Propofol is a fast-acting and effective medication with a higher-risk-profile, which physician anesthesiologists have the skills and training to deliver and monitor. “Propofol can result in very deep levels of sedation in a short period of time and, therefore, at most institutions, is restricted for use by anesthesia providers,” said Andrew Mariotti, lead author of the study and M.D. candidate at the University of Colorado. “Unlike GI procedural nurses, the Anesthesia Care Team has the training and expertise to perform advanced airway and cardiovascular interventions if an emergency arises.”

The researchers analysed the sedation-to-scope-in time of 5640 endoscopy patients, comparing 4,606 who received nurse-administered sedation for GI procedures, to 1034 who had MAC. The time was reduced by 2 to 2-1/2 minutes per case with MAC. Extrapolating to the typical cases performed at their hospital over a year (more than 2600 cases), the authors said the time savings equates to more than 5300 minutes, or 90 hours.

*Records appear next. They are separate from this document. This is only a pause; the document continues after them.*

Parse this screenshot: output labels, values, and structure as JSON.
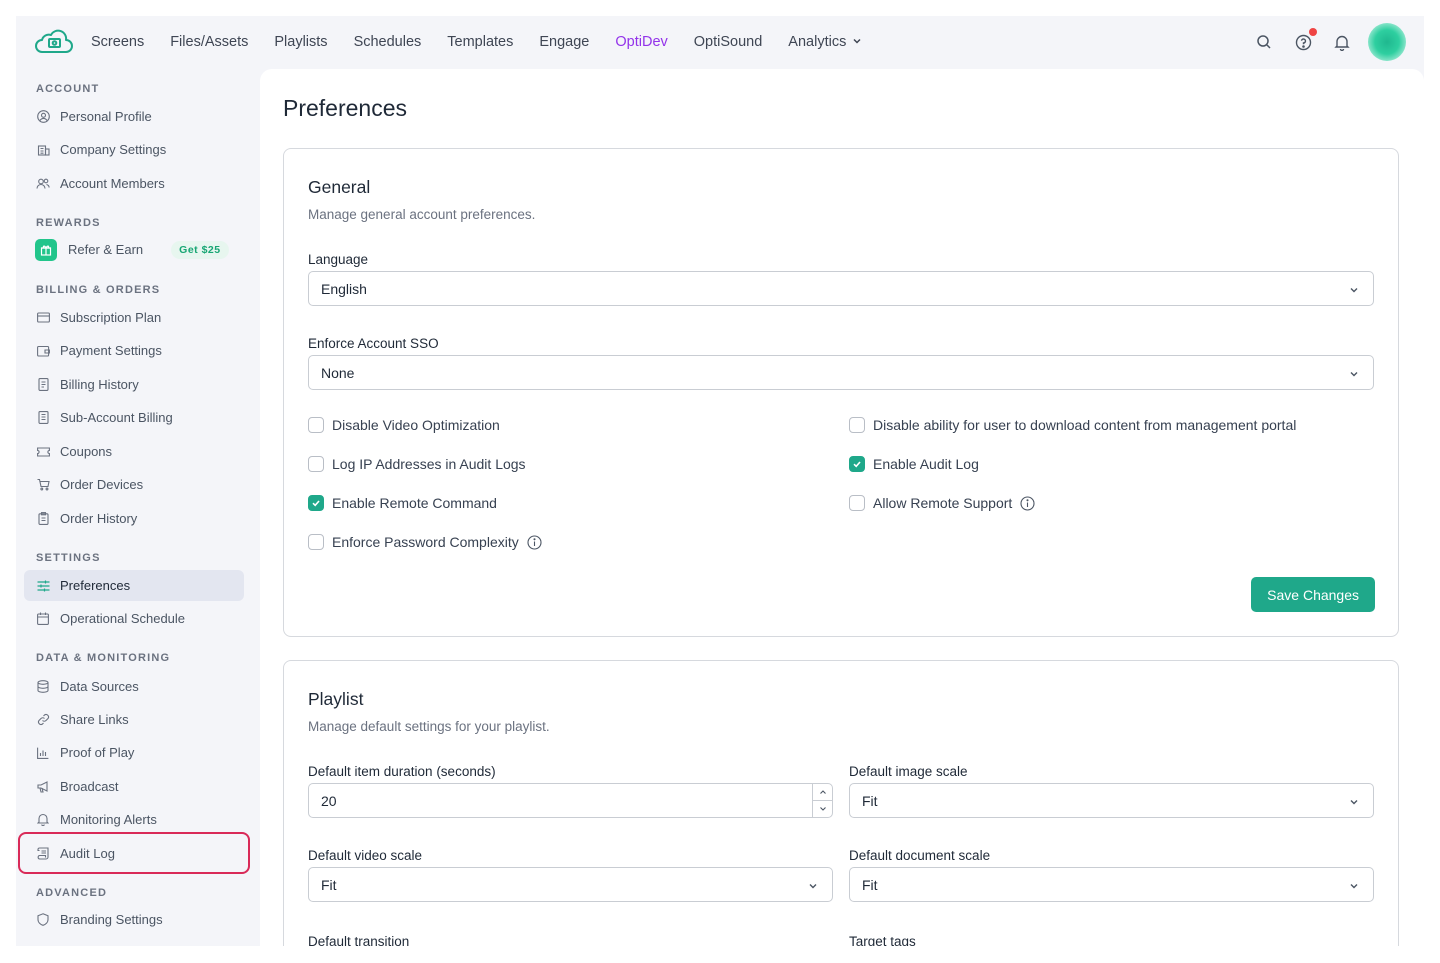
{
  "nav": {
    "items": [
      {
        "label": "Screens",
        "active": false
      },
      {
        "label": "Files/Assets",
        "active": false
      },
      {
        "label": "Playlists",
        "active": false
      },
      {
        "label": "Schedules",
        "active": false
      },
      {
        "label": "Templates",
        "active": false
      },
      {
        "label": "Engage",
        "active": false
      },
      {
        "label": "OptiDev",
        "active": true
      },
      {
        "label": "OptiSound",
        "active": false
      },
      {
        "label": "Analytics",
        "active": false,
        "dropdown": true
      }
    ],
    "icons": [
      "search-icon",
      "help-icon",
      "bell-icon"
    ],
    "accent_color": "#9333ea"
  },
  "sidebar": {
    "account_title": "ACCOUNT",
    "personal_profile": "Personal Profile",
    "company_settings": "Company Settings",
    "account_members": "Account Members",
    "rewards_title": "REWARDS",
    "refer_earn": "Refer & Earn",
    "refer_badge": "Get $25",
    "billing_title": "BILLING & ORDERS",
    "subscription_plan": "Subscription Plan",
    "payment_settings": "Payment Settings",
    "billing_history": "Billing History",
    "sub_account_billing": "Sub-Account Billing",
    "coupons": "Coupons",
    "order_devices": "Order Devices",
    "order_history": "Order History",
    "settings_title": "SETTINGS",
    "preferences": "Preferences",
    "operational_schedule": "Operational Schedule",
    "data_title": "DATA & MONITORING",
    "data_sources": "Data Sources",
    "share_links": "Share Links",
    "proof_of_play": "Proof of Play",
    "broadcast": "Broadcast",
    "monitoring_alerts": "Monitoring Alerts",
    "audit_log": "Audit Log",
    "advanced_title": "ADVANCED",
    "branding_settings": "Branding Settings"
  },
  "page": {
    "title": "Preferences"
  },
  "general": {
    "title": "General",
    "description": "Manage general account preferences.",
    "language_label": "Language",
    "language_value": "English",
    "sso_label": "Enforce Account SSO",
    "sso_value": "None",
    "checkboxes": {
      "disable_video_opt": {
        "label": "Disable Video Optimization",
        "checked": false
      },
      "log_ip": {
        "label": "Log IP Addresses in Audit Logs",
        "checked": false
      },
      "remote_command": {
        "label": "Enable Remote Command",
        "checked": true
      },
      "password_complexity": {
        "label": "Enforce Password Complexity",
        "checked": false
      },
      "disable_download": {
        "label": "Disable ability for user to download content from management portal",
        "checked": false
      },
      "audit_log": {
        "label": "Enable Audit Log",
        "checked": true
      },
      "remote_support": {
        "label": "Allow Remote Support",
        "checked": false
      }
    },
    "save_label": "Save Changes",
    "button_color": "#1fa88a"
  },
  "playlist": {
    "title": "Playlist",
    "description": "Manage default settings for your playlist.",
    "duration_label": "Default item duration (seconds)",
    "duration_value": "20",
    "image_scale_label": "Default image scale",
    "image_scale_value": "Fit",
    "video_scale_label": "Default video scale",
    "video_scale_value": "Fit",
    "document_scale_label": "Default document scale",
    "document_scale_value": "Fit",
    "transition_label": "Default transition",
    "target_tags_label": "Target tags"
  }
}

Sincerecovery also is faster with propofol, there were time savings in the PACU of 7 minutes for upper GI endoscopies and 2 minutes in lower-GI cases. The researchers also found patients reported being less groggy.

GI endoscopies account for about two-thirds of all endoscopies in the US. The time savings for Anesthesia Care Team-administered MAC sedation likely would apply to non-GI procedures as well, the authors noted.

This research is presented at the American Society of Anesthesiologists’ ADVANCE 2022, the Anesthesiology Business Event.